Une proposition de loi sur la localisation des centres appels rejetée

Régulations

Le texte de loi proposé par un député UMP pour contraindre les centres d’appels à rendre publique leur localisation a été rejeté à l’Assemblée nationale.

La proposition de loi proposée par le député Marc le Fur (Côtes d’Armor, UMP) pour contraindre les centres d’appels à rendre publique leur localisation a été rejetée à l’Assemblée nationale.

Du moins, elle n’a pas dépassé le stade de la Commission des affaires économiques.

Cette proposition de loi était associé à un rapport de ce député sur la localisation des centres d’appels.

Ce texte entendait garantir que “la localisation d’un centre de service client d’une entreprise installée sur le territoire français, soit identifiable, pour tout appel reçu ou émis avant tout contact avec un téléconseiller.”

But de cette mesure : assurer le consommateur qu’il sera informé du pays dans lequel est situé le centre d’appel avant même d’être mis en relation avec l’un de ses opérateurs.

“Beaucoup de nos concitoyens ont fait l’expérience de ces centres d’appels délocalisés, où tenter de résoudre un problème ou obtenir une réponse relève de l’exploit face à un interlocuteur manifestement peu usager de la langue française…”, commente Marc Le Fur.

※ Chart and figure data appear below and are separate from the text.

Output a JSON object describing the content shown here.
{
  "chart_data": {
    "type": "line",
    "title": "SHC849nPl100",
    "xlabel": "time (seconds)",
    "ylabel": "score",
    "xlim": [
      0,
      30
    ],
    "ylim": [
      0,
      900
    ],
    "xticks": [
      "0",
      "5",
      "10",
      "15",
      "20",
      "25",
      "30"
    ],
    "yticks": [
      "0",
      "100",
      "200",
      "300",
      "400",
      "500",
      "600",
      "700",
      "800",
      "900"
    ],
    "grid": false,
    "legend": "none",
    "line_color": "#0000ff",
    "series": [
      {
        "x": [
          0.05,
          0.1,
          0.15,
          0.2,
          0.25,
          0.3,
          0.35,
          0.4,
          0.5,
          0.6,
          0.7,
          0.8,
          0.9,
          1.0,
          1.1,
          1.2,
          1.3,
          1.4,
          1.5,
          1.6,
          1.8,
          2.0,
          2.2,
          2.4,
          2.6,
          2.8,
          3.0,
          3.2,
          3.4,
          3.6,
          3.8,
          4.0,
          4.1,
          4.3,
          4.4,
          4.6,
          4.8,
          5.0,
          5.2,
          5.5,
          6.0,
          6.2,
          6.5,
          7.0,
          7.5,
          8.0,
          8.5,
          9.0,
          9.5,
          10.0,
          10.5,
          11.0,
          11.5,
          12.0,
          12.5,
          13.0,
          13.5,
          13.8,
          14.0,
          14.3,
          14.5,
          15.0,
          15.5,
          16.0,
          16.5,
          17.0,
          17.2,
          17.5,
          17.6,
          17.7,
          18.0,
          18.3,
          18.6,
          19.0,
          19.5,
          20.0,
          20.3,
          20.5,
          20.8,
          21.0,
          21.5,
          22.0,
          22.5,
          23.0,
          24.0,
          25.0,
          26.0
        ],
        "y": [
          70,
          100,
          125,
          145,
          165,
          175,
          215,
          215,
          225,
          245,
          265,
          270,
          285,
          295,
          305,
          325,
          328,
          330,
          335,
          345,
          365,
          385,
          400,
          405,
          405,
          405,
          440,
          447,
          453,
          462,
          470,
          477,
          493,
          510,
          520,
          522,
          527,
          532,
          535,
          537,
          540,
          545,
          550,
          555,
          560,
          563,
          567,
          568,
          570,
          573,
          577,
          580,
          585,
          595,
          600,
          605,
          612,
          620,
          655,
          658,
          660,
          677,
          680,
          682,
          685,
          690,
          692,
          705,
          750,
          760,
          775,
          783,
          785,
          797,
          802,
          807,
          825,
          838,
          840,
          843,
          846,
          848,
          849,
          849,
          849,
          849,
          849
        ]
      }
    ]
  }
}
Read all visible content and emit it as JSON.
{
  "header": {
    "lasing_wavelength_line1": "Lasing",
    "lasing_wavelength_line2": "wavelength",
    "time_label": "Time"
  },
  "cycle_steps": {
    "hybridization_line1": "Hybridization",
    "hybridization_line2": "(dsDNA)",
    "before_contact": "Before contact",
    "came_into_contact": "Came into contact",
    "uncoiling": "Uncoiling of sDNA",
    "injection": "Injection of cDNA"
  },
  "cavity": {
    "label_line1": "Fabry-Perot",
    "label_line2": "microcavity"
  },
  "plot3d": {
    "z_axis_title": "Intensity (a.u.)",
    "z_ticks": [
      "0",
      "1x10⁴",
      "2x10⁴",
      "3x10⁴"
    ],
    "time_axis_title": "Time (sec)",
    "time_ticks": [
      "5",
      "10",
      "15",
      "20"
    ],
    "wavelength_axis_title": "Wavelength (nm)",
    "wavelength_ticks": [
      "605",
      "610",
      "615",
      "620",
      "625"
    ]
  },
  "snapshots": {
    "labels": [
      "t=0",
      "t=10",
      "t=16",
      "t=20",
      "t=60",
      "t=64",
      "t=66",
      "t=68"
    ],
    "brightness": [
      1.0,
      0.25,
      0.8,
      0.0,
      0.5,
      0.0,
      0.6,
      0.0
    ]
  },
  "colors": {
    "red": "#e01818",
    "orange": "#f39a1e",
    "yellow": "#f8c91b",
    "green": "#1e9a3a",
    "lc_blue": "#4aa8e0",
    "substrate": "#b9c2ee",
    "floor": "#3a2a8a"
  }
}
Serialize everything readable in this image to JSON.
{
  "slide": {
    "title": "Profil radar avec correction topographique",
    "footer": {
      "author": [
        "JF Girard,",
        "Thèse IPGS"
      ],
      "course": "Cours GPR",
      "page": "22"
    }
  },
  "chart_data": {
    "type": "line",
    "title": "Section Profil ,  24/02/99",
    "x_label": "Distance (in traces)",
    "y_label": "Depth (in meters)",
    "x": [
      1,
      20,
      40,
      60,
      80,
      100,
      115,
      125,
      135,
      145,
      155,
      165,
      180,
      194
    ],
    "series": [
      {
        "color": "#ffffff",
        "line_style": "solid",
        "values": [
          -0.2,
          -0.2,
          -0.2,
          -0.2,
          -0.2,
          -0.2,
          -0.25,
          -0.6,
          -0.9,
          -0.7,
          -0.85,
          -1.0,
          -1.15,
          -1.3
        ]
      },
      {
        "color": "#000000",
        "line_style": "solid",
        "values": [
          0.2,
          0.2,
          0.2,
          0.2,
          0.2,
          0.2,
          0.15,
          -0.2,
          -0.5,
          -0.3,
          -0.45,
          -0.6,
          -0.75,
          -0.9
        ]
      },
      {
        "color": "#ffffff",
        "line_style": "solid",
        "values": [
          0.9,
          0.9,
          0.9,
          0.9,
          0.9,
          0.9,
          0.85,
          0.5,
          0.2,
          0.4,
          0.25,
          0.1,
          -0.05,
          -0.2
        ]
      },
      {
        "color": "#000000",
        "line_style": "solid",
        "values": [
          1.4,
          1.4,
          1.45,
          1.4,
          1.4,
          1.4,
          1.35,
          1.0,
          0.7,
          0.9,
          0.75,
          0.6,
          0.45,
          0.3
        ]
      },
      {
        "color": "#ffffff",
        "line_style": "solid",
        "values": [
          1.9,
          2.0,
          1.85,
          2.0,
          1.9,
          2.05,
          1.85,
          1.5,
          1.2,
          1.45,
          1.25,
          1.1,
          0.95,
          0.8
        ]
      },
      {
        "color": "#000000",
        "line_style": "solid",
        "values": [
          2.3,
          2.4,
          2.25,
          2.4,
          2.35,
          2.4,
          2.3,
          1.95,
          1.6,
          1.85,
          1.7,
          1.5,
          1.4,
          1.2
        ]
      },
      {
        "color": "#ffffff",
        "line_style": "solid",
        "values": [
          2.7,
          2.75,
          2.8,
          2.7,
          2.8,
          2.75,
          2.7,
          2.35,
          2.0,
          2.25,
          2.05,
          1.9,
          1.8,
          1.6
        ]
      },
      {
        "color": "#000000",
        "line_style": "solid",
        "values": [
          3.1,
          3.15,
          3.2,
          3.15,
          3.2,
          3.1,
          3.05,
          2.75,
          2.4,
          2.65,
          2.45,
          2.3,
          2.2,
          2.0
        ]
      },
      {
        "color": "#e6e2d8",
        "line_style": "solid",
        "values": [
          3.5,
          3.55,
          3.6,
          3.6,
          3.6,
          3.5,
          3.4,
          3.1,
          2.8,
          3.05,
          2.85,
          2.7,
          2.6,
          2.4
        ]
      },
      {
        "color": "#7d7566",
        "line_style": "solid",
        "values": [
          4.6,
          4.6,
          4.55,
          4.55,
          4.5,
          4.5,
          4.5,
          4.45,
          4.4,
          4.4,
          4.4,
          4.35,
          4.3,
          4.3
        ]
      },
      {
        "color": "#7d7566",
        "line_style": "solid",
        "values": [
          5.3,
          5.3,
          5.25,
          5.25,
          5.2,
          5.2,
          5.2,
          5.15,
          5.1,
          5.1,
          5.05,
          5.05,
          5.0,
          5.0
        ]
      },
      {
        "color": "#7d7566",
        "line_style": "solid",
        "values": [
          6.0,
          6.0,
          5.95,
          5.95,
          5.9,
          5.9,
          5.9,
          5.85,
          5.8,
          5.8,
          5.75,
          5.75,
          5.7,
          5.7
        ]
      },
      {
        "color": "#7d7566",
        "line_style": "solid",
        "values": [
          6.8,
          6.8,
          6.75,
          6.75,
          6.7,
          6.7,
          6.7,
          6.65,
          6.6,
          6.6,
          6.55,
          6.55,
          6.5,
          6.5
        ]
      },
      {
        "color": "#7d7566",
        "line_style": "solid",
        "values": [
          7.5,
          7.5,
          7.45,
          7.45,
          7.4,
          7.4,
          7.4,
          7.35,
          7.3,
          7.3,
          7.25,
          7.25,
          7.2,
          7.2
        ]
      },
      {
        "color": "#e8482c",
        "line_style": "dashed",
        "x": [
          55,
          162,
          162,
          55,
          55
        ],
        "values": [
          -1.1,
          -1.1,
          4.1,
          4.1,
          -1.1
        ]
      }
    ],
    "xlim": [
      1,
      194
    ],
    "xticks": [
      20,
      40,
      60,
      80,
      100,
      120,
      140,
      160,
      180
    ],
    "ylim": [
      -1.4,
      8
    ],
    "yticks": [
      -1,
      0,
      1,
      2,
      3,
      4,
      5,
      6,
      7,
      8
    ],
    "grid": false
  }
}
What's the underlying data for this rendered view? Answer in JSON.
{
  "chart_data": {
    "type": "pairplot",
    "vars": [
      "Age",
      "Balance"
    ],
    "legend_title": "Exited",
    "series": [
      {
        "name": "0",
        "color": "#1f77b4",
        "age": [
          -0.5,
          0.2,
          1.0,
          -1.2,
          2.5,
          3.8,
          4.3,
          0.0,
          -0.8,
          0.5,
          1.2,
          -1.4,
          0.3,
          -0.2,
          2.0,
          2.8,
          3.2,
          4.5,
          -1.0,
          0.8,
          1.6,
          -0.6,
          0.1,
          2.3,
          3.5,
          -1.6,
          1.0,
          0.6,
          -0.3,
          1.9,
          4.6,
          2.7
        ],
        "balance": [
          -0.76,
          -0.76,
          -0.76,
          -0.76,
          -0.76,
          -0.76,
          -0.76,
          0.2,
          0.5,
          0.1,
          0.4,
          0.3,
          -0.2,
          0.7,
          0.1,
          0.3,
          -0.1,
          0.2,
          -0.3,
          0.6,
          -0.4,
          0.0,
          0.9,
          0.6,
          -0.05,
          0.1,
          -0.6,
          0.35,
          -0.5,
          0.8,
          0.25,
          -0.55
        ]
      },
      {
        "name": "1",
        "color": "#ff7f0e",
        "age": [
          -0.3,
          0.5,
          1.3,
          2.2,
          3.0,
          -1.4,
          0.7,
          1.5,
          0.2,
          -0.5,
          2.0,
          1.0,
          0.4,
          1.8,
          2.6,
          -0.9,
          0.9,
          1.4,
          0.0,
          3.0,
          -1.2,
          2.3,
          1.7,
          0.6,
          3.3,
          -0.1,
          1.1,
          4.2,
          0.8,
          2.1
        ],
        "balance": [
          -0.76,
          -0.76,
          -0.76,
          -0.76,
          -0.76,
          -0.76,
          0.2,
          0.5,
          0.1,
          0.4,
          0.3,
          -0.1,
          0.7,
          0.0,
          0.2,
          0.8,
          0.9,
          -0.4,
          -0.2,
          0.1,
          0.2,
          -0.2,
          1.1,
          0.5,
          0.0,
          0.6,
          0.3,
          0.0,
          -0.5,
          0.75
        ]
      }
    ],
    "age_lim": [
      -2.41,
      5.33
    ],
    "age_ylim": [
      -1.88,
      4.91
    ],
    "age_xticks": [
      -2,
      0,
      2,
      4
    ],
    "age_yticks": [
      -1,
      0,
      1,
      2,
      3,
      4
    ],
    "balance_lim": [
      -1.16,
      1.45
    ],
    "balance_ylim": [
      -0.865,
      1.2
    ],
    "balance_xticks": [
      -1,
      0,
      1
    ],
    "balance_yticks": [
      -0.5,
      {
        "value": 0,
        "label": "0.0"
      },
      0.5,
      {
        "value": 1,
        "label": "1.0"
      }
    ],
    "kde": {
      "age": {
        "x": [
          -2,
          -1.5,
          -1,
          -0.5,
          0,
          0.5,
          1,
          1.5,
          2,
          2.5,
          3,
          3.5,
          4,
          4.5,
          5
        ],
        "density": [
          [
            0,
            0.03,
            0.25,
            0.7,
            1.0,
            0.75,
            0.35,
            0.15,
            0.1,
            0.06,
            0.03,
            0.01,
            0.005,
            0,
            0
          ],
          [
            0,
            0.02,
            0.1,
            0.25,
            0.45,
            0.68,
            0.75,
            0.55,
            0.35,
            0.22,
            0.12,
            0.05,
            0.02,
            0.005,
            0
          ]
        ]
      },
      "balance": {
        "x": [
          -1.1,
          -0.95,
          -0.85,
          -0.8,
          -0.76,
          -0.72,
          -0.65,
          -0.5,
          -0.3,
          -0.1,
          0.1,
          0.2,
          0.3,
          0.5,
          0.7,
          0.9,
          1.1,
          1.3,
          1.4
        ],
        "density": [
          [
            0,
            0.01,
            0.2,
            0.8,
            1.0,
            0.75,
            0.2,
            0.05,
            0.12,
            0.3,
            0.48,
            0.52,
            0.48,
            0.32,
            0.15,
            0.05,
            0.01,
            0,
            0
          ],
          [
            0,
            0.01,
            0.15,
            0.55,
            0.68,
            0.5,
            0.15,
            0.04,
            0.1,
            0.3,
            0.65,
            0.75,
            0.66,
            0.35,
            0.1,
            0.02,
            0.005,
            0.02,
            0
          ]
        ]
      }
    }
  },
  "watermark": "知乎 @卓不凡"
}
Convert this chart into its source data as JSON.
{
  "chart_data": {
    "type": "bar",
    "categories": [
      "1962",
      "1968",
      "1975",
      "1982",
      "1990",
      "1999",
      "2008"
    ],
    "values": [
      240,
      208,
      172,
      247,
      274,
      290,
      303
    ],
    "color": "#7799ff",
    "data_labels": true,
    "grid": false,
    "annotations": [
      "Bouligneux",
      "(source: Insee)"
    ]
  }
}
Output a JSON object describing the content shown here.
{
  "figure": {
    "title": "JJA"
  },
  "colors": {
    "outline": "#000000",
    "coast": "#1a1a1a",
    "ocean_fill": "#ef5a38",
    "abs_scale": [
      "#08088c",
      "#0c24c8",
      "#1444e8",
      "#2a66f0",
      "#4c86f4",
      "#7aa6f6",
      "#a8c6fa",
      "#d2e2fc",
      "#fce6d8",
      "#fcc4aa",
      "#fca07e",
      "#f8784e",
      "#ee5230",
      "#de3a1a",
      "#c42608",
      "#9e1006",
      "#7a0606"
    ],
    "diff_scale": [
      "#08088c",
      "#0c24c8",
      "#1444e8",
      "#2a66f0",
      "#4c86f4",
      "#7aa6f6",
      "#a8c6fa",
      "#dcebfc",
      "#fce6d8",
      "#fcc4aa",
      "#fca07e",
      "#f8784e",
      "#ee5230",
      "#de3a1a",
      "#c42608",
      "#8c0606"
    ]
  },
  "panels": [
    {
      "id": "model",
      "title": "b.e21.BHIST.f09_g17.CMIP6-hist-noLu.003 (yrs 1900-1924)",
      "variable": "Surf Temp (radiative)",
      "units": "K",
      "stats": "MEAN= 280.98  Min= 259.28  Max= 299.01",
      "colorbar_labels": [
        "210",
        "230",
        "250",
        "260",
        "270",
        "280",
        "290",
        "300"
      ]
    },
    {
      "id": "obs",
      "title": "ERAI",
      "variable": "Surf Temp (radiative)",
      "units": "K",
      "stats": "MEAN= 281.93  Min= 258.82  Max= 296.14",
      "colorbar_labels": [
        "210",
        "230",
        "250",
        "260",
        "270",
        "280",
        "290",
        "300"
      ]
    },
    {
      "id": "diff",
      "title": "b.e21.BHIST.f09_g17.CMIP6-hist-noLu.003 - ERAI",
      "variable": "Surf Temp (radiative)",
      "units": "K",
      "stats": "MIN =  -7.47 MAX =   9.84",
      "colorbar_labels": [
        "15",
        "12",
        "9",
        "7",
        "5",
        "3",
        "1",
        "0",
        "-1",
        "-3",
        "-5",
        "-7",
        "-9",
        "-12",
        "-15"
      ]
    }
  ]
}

C’est “une forme de patriotisme économique, et au moins le consommateur s’interrogera-t-il”, déclare-t-il.

Mais le texte a été retoqué par François Brottes, président PS de la Commission des affaires économiques, qui a accusé les membres de la précédente majorité d’avoir favorisé les délocalisations et de vouloir se “rattraper”.

Le ministre délégué à l’économie sociale et solidaire et à la consommation, Benoît Hamon, a répliqué non moins vertement : “Votre proposition de loi répond à la question de la délocalisation par la stigmatisation des travailleurs à l’étranger.”

Sans compter que, selon lui, cette disposition ne serait “pas conforme au droit communautaire” et constitue “une entrave à la libre prestation de service et à la liberté d’établissement”.

Pire, d’après le ministre : “C’est aussi et surtout une atteinte au principe de non-discrimination selon la nationalité ou la résidence, prévu par le droit communautaire. Cette proposition de loi pose également le problème de l’application de la législation de notre pays à une entreprise installée à l’étranger.”

Benoît Hamon table plutôt sur les “engagements volontaires que pourraient être amenés à prendre les opérateurs, par exemple en termes de nombre de créations d’emplois et de part des emplois localisés en France dans le segment de la relation client”.

Il a enfin évoqué “un label garantissant que l’opérateur respecte un niveau minimal d’emplois localisés en France dans la relation client au sein de son entreprise et de ses sous-traitants”.

Les 3500 centres de relation client français emploient aujourd’hui 275 000 salariés, dont 60 000 travaillent hors des frontières de l’Union européenne.

LeMonde.fr a publié une cartographie intéressante sur le thème : “D’où répondent les téléconseillers ?”.

On s’aperçoit qu’Orange dispose de relais dans 5 pays (France, Maroc, Sénégal, Tunisie, Ile Maurice), SFR dans trois pays (Maroc, France, Tunisie), Bouygues Telecom dans 5 pays (France, Maroc, Portugal, Roumanie, et Tunisie) et Free dans deux pays (France et Maroc).